Les choses ont bien évolué. La vente est plus organisée, le consommateur est plus averti… et nous sommes en phase avec cette évolution. Vendre, que l’on veuille ou non, fait de plus en plus partie de notre quotidien. Comment peut-on faire avancer une activité professionnelle, dégager du chiffre d’affaires et des revenus sans passer par la vente ? 


Le métier a-t-il évolué ?

Autrefois le vendeur pouvait avoir « du bagou », maintenant, il faut qu’il soit « professionnel » et ancré dans la culture du projet. Le vendeur est devenu chez Roche Bobois un facilitateur de projet. Cela va avec l’histoire de l’entreprise : démocratiser et rendre accessible le concept de décoration. Simultanément, nos forces de vente acquièrent la notion « d’ensemblier décorateur ». Pour cela, nous avons beaucoup investi dans la formation en proposant à nos vendeurs un parcours de professionnalisation. 

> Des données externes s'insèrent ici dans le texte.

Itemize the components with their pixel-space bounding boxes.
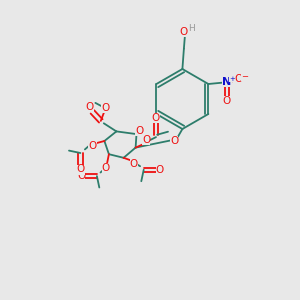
- Text: O: O: [235, 74, 243, 84]
- Text: O: O: [76, 164, 85, 175]
- Text: N: N: [222, 77, 232, 88]
- Text: O: O: [152, 113, 160, 124]
- Text: O: O: [88, 141, 97, 152]
- Text: O: O: [142, 135, 150, 145]
- Text: O: O: [135, 126, 144, 136]
- Text: O: O: [101, 103, 110, 113]
- Text: O: O: [130, 159, 138, 169]
- Text: O: O: [170, 136, 178, 146]
- Text: O: O: [223, 96, 231, 106]
- Text: H: H: [188, 24, 195, 33]
- Text: O: O: [156, 165, 164, 175]
- Text: O: O: [102, 163, 110, 173]
- Text: +: +: [229, 76, 235, 82]
- Text: O: O: [179, 27, 188, 37]
- Text: O: O: [85, 102, 94, 112]
- Text: −: −: [241, 72, 248, 81]
- Text: O: O: [77, 171, 86, 181]
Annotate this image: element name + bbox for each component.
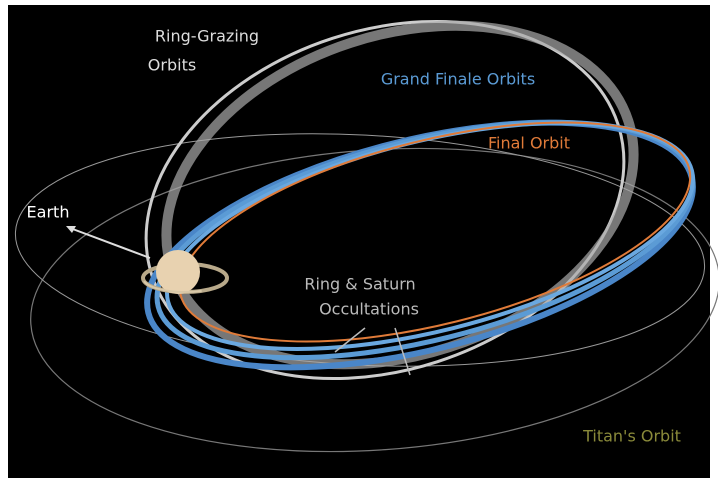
background	[8, 5, 710, 478]
label-occultations: Ring & Saturn	[304, 275, 415, 294]
label-occultations: Occultations	[319, 300, 419, 319]
label-final-orbit: Final Orbit	[488, 134, 570, 153]
saturn-rings-front	[142, 263, 228, 293]
label-titan: Titan's Orbit	[582, 427, 681, 446]
final-orbit-path	[178, 121, 692, 343]
pointer-line	[334, 327, 366, 353]
grand-finale-orbits	[144, 119, 696, 371]
saturn	[141, 250, 229, 294]
label-grand-finale: Grand Finale Orbits	[381, 70, 535, 89]
earth-arrow	[69, 227, 151, 259]
label-earth: Earth	[27, 203, 70, 222]
label-ring-grazing: Orbits	[148, 56, 196, 75]
arrowhead	[66, 226, 76, 233]
saturn-body	[156, 250, 200, 294]
label-ring-grazing: Ring-Grazing	[155, 27, 259, 46]
pointer-line	[394, 327, 411, 376]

Quelles doivent être les qualités de « l’ensemblier décorateur » ?

Pour être performant et privilégier la relation avec chaque visiteur, le vendeur doit avoir :

• une parfaite connaissance des produits dans nos deux collections ;

• une écoute active pour être en mesure d’accompagner les projets des clients et prodiguer les bons conseils ;

• une parfaite connaissance des processus liés à la vente et l’après vente, parce que la différence se joue bien souvent là ;

• une maîtrise et un rappel quotidien de la notion de service, dans le sens le plus large du terme.

Mais cela serait incomplet sans la culture, presque obsessionnelle, de l’exemplarité :

• avoir une culture de l’accueil client ;

• maîtriser chaque étape du cérémonial de vente ;

• avoir un sens inné de la communication en sachant mixer la communication individuelle à celle du groupe ;

• avoir une culture du produit, car il faut aimer les produits pour savoir les vendre ;

• être impliqué dans les objectifs collectifs comme individuels ;

• être un véritable ambassadeur de notre marque Roche Bobois.

L’exemplarité participe à créer un modèle, une identité voire un idéal. Le vendeur en a besoin, Il appartient au management de le définir, de le transmettre et de le cultiver. « Replacez l’Homme au cœur de l’organisation », disait Philippe Roche [cofondateur de l’enseigne].


Quel est le rôle des managers de boutiques ?

Par le passé, la plupart des managers des boutiques étaient issus de la vente. Ces « super-vendeurs » ont progressé en se faisant par eux-mêmes et en gravissant pas à pas les échelons. Aujourd’hui, cela ne suffit plus. Le manager doit avant tout démontrer ses aptitudes et ses capacités à :

• décliner et cultiver la politique maison, uniformiser le message ;

• accompagner collectivement et individuellement les vendeurs dans leur mission ;

• former à chaque fois que cela est nécessaire, car le métier évolue sans cesse, en effet, nos clients évoluent très vite dans leurs habitudes et intention d’achat.

Nous sommes dans un monde où les places, les postes ne sont plus acquis. Il faut sans cesse se remettre en question et accepter flexibilité et adaptabilité. La formation est devenue culturelle dans notre maison et fait partie intégrante de la motivation de nos collaborateurs.


Quels sont les enjeux aujourd’hui ?

Nous devons capter de nouveaux clients sans perdre nos fidèles clients. Pour cela, nous faisons beaucoup de marketing direct en utilisant les outils de communication digitalisée. Nous essayons d’entrer dans leur intimité sans être intrusif.

Notre métier, c’est développer la notion de service, communiquer sur notre ADN de marque et mettre en évidence notre capacité de facilitateur de projet. « Développer l’écoute des besoins pour construire un projet », c’est bien la vision de notre marque pour se rendre accessible et proposer le service d’un décorateur. Le vendeur est au cœur de cette vision.